Tepat tenggah malam di Desa Suka Duka, Kec. Bahagia, Kab. Sentosa, Ibu Kota. Jono dan Emen sedang menikmati angin malam menusuk kulit kusam mereka yang hanya mengunakan baju kaos tipis tanpa lengan. Dengan sebatang rokok di tangan, asap menggumpal terbang bebas di udara.
Mereka berdua duduk bersandar, merenung menatap langit hitam tanpa bintang. Hanya di temani cahaya kendaraan yang berlalu lalang.
“Jon, menurutmu, untuk apa Tuhan menciptakan kita kedunia ini?,” tanya Emen.
Jono merenung, namun tidak terlalu lama.
“Men, aku tidak terlalu paham apa maksud Tuhan untuk menciptakan kita ke dunia yang kejam ini, aku hanya bisa menebak, menurutku, Tuhan menciptakan kita kedunia sebagai Hama bagi manusia lain,” jelas Jono.
“Maksud lo?” Emen kembali bertanya, ia kurang mengerti apa maksud dari perkataan Jono.
“Maksudnya, kita hidup di dunia ini hanya sebagai duri bagi orang lain. Kamu tahukan duri ini sipatnya menusuk?,”
“Ya, aku mulai mengerti. Atau mungkin lebih tetapnya kita ini hanya sampah masyarakat yang diciptakan Tuhan hanya untuk menodai bumi,” .
“Kalimatmu Men, sadis banget sih, ngatain diri sendiri,” ucap Jono tersenyum tipis sambil meniup gumpalan asap dari mulutnya.
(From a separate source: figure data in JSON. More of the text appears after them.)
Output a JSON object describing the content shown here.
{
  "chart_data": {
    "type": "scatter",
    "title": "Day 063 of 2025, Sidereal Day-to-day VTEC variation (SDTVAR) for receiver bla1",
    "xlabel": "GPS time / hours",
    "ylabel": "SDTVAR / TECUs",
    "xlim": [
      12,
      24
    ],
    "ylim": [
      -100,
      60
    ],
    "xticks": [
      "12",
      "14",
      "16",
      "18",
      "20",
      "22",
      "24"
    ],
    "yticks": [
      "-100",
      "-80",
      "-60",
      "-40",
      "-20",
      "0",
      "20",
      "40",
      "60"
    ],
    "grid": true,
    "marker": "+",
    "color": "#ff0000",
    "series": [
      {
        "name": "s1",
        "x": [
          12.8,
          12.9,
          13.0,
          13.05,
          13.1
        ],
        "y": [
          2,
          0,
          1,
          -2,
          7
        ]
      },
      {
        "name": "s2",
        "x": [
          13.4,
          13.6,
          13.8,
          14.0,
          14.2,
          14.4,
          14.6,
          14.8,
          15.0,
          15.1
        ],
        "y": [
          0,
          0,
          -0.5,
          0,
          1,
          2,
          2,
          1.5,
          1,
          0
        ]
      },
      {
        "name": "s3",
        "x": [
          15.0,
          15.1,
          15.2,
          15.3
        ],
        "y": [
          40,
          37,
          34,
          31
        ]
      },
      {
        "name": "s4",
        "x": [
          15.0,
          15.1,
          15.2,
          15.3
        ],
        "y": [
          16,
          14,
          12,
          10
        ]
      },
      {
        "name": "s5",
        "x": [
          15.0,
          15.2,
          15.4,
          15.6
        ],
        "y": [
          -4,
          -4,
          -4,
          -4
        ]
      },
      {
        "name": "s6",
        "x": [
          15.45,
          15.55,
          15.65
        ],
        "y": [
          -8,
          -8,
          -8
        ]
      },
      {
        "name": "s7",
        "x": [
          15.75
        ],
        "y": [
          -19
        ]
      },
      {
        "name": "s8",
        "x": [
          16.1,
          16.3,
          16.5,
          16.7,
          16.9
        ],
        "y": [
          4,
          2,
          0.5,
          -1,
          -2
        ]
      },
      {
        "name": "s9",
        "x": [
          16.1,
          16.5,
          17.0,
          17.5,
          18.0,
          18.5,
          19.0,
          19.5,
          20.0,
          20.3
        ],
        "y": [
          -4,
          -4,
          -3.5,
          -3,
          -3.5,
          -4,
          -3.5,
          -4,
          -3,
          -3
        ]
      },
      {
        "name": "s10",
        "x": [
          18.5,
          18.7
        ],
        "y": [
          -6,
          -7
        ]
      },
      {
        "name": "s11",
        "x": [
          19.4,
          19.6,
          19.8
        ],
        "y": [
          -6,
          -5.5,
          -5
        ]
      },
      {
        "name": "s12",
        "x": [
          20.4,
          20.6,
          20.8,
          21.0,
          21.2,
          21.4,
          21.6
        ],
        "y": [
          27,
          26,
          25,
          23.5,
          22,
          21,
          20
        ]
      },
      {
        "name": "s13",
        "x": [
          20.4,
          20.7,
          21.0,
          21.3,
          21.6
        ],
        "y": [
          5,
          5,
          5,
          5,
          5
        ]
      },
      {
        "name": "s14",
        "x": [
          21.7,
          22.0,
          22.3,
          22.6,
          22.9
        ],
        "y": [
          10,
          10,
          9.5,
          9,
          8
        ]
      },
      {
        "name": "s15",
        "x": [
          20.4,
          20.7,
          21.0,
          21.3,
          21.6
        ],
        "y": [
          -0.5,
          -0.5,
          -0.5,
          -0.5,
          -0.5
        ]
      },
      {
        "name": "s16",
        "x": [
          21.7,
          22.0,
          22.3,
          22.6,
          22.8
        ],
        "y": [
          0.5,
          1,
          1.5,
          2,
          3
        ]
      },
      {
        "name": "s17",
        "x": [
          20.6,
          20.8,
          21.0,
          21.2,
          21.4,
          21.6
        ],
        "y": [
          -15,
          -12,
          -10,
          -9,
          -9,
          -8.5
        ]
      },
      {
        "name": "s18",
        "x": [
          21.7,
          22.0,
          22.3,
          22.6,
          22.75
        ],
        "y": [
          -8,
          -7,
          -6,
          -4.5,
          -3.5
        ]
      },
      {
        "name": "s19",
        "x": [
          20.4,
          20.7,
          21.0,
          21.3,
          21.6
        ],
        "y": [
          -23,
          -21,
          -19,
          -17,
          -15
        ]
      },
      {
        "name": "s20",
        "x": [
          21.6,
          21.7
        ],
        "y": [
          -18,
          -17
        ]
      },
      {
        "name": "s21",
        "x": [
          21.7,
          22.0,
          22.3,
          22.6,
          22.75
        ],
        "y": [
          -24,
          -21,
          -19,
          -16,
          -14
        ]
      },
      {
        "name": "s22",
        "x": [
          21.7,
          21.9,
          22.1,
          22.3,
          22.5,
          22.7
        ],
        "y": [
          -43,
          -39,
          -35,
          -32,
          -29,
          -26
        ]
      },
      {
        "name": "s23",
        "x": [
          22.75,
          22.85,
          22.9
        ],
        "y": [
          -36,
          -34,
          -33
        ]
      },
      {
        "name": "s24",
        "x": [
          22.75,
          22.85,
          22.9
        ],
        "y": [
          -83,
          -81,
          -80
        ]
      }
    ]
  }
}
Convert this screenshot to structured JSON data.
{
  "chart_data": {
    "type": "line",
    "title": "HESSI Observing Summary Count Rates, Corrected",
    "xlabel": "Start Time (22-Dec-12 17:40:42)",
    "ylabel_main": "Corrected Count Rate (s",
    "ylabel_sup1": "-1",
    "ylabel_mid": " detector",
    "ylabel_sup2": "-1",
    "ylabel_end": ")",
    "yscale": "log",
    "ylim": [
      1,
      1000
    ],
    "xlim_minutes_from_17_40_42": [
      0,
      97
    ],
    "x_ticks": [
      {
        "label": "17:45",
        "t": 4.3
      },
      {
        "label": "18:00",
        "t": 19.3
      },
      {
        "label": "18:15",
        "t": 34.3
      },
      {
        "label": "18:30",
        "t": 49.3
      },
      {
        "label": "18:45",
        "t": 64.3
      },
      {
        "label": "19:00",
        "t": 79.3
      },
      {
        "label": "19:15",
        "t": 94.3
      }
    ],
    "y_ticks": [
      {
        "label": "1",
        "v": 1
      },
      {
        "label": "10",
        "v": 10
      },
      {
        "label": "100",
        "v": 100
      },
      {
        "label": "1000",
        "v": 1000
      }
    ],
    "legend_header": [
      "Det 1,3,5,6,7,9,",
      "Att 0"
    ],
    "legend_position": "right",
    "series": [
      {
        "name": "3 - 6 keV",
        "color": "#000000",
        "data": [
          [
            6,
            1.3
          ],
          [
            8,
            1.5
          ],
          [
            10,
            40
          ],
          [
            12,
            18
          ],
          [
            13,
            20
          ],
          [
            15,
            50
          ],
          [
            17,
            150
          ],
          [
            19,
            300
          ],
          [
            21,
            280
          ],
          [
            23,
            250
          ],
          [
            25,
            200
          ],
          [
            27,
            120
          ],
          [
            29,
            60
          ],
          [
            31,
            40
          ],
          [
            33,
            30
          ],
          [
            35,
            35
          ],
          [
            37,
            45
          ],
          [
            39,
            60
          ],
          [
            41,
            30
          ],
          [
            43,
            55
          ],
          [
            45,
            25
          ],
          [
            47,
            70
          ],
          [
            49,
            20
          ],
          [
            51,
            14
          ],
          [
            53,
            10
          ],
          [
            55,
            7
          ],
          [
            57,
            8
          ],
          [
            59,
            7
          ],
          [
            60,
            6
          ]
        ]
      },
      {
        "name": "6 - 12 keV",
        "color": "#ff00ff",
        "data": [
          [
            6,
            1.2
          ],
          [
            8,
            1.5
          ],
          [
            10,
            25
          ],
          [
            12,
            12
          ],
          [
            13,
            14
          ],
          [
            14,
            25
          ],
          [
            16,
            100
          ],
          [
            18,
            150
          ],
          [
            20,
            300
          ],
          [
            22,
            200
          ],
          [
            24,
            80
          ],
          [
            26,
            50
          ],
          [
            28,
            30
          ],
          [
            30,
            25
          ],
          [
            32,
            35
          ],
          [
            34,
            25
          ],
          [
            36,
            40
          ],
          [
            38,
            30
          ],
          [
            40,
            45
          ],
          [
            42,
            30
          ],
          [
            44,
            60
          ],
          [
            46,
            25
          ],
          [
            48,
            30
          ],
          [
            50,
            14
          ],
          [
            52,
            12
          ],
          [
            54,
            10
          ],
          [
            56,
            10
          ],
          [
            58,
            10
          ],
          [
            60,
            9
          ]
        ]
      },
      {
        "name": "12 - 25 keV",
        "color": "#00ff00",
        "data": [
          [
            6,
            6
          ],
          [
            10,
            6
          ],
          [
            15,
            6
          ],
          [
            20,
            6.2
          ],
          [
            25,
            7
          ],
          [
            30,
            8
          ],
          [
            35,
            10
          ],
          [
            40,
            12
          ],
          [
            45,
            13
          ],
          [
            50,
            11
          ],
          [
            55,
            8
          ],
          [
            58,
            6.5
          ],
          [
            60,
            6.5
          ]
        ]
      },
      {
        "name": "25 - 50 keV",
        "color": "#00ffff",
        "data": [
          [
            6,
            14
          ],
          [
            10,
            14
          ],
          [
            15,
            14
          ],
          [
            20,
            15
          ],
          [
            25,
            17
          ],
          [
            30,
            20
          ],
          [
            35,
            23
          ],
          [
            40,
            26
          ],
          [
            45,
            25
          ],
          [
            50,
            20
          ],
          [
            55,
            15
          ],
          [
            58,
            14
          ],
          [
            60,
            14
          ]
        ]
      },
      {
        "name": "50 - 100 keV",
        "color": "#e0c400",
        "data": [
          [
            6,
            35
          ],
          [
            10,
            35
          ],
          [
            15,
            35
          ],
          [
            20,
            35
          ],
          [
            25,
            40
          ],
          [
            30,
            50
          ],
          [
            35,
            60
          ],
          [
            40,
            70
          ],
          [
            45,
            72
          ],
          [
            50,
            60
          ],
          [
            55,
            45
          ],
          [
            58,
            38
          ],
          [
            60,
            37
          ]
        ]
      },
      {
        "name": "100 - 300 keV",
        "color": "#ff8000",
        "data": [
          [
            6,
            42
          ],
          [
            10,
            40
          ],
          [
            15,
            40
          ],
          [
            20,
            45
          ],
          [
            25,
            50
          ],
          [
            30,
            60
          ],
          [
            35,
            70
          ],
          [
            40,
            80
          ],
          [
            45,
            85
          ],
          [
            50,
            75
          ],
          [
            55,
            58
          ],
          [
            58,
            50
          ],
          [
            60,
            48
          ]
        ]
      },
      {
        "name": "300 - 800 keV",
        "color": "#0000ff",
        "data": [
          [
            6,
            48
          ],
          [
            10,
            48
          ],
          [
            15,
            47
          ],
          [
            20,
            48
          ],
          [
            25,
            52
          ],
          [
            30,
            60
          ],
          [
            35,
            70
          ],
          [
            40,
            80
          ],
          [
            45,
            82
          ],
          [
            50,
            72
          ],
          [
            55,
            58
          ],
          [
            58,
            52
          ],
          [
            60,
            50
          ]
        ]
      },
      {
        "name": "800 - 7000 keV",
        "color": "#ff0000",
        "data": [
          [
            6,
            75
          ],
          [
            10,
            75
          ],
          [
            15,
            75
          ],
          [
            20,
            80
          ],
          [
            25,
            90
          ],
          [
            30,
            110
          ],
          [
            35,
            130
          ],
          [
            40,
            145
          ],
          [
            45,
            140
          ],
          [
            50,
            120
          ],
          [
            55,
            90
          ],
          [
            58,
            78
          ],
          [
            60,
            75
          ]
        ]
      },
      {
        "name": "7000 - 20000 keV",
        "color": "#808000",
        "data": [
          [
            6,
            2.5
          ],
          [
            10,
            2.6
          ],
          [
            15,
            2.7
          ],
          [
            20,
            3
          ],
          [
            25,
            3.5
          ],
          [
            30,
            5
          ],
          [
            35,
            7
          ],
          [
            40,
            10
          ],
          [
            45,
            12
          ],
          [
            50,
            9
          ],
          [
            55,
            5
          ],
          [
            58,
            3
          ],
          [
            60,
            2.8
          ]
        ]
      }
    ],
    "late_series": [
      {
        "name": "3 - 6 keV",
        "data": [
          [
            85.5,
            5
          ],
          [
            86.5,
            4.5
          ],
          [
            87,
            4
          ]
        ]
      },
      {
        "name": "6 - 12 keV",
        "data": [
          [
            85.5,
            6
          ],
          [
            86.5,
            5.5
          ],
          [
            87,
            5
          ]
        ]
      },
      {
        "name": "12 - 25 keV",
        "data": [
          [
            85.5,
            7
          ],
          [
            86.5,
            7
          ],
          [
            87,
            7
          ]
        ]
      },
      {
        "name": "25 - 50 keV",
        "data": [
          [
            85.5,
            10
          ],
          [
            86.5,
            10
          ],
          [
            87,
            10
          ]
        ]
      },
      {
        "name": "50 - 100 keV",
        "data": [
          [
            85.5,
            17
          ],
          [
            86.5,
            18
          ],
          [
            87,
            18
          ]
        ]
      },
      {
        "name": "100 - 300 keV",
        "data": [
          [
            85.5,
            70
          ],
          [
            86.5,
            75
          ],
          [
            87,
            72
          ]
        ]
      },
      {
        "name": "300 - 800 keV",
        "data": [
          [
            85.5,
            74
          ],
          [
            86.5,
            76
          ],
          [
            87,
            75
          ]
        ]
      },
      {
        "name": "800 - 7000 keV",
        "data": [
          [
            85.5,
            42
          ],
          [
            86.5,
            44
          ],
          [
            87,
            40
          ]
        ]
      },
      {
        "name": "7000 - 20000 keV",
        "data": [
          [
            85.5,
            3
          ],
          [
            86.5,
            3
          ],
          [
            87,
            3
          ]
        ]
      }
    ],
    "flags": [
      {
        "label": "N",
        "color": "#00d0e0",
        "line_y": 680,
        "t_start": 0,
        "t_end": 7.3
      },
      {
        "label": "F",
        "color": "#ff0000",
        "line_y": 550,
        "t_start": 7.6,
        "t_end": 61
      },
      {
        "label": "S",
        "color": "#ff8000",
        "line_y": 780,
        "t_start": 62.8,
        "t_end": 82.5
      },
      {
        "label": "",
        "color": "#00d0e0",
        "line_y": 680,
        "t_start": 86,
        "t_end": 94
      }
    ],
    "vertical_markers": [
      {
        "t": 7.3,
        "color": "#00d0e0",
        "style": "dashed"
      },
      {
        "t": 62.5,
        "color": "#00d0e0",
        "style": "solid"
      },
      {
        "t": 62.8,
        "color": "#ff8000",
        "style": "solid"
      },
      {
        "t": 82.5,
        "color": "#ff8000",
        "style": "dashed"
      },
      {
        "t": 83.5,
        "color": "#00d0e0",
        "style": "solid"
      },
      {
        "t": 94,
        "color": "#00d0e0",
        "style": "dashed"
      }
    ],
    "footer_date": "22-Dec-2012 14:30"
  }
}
“Memang begitukan, kalau dalam Film, sudah pasti kita berperan sebagai banditnya” Emen tersenyum menatap Jono.
“Nasib Men, lahir dari orang tua bajingan, yang tega telantarin anaknya” ucap Jono sinis.
“Sebajing-bajiangannya orang tuamu, mungkin orang tuaku adalah Anjingnya,” sahut Emen. “Coba saja kau pikirkan, Ayah dan Ibuku menikah, menikmati malam pertama, ditemani sinar bulan purnama di tengah kota, setelah aku terlahir kedunia ini, mereka memelukku, menyayangiku, aku adalah manusia yang paling beruntung saat itu, namun karena hal yang sepele, hanya gara-gara rebutan Remote TV, mereka bercerai, dan aku menjadi korbannya, di telantarkan bagaikan bangkai tikus yang sudah mulai membusuk, atau mungkin lebih sadis dari itu, ” jelas Emen. Air matanya hampir meletus.
“Uhhh, Hidup-hidup, katanya sementara, namun rasanya gak mau mati-mati, padahal hampir setiap hari bertaruh nyawa,” ucap Jono tersenyum tipis. “Hidup hanya asal-asalan saja, lihat orang lain hidup, kitapun ikut hidup, ya Men” ucap Jono.
“Betul juga Jon, kita hidup hanya karena orang lain hidup, bila orang-orang semua pada mati, mungkin kita juga bakalan mati Jon. Bagaimana pula mau hidup, mata pencarian gak ada lagi, siapa lagi yang mau kita rampok coba?”
“Hahahaha !,” Jono hanya tertawa mendengar omelan Emen.
Pagi semakin dalam, suara adzan subuh pun terdengar.
Ash-Sholaatu khoirum minan-nauum. . .
Ash-Sholaatu khoirum minan-nauum. . .
Jono dan Emen bergegas pulang, berjalan kaki beriringan.
“Jon, lo tahu arti Ash-Sholaatu khoirum minan-nauum pada saat adzan subuh tadi?” tanya Emen sambil berjalan.